Overall, What Do You Think Of The ADHA's Draft Framework For Action (2018-2022) - The Implementation Plan For Their Strategy?


Great 2% (3)

OK 5% (8)

Neutral 19% (29)

Not Much Good 44% (68)

Poor Or Worse 30% (47)

I Have No Idea 1% (1)

Total votes: 156

This is an interesting poll finding the ADHA’s Implementation plan is seen by a clear majority as being not much good or worse (74%). Essentially it really isn’t a plan but a marketing glossy in my view! Only 7% thought the plan was OK or better!

Any insights welcome as a comment, as usual.

A really, really great turnout of votes!

It must have been an easy question with just 1 not sure what the appropriate answer was.
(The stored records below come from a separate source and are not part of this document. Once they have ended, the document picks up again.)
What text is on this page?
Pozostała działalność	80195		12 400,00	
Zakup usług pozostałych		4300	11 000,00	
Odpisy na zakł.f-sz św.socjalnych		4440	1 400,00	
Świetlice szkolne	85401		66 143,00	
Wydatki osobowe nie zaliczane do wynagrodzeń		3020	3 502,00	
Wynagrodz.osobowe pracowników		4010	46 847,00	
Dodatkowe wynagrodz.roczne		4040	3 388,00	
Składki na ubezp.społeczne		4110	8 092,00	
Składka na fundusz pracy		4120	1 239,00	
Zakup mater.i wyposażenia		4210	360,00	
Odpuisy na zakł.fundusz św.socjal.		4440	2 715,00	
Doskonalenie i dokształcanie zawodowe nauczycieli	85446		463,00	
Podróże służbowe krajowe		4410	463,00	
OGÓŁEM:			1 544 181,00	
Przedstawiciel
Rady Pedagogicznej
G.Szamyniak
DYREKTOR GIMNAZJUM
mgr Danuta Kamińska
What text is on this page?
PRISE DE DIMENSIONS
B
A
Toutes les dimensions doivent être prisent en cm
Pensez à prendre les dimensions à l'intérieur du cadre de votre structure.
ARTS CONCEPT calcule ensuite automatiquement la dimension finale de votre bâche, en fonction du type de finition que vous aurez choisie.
Again, many, many thanks to all those that voted!

David.

17 comments:

Anonymous said...

Just a list of stuff, there is little evidence any depth of understanding of how a complicated system of systems can be orchestrated at a national level. I see some clinical leadership in ADHA, but no complementary technical leadership. But then I guess we have witnessed the ADHA dislike of technical folk, be it the software vendors or their own resources.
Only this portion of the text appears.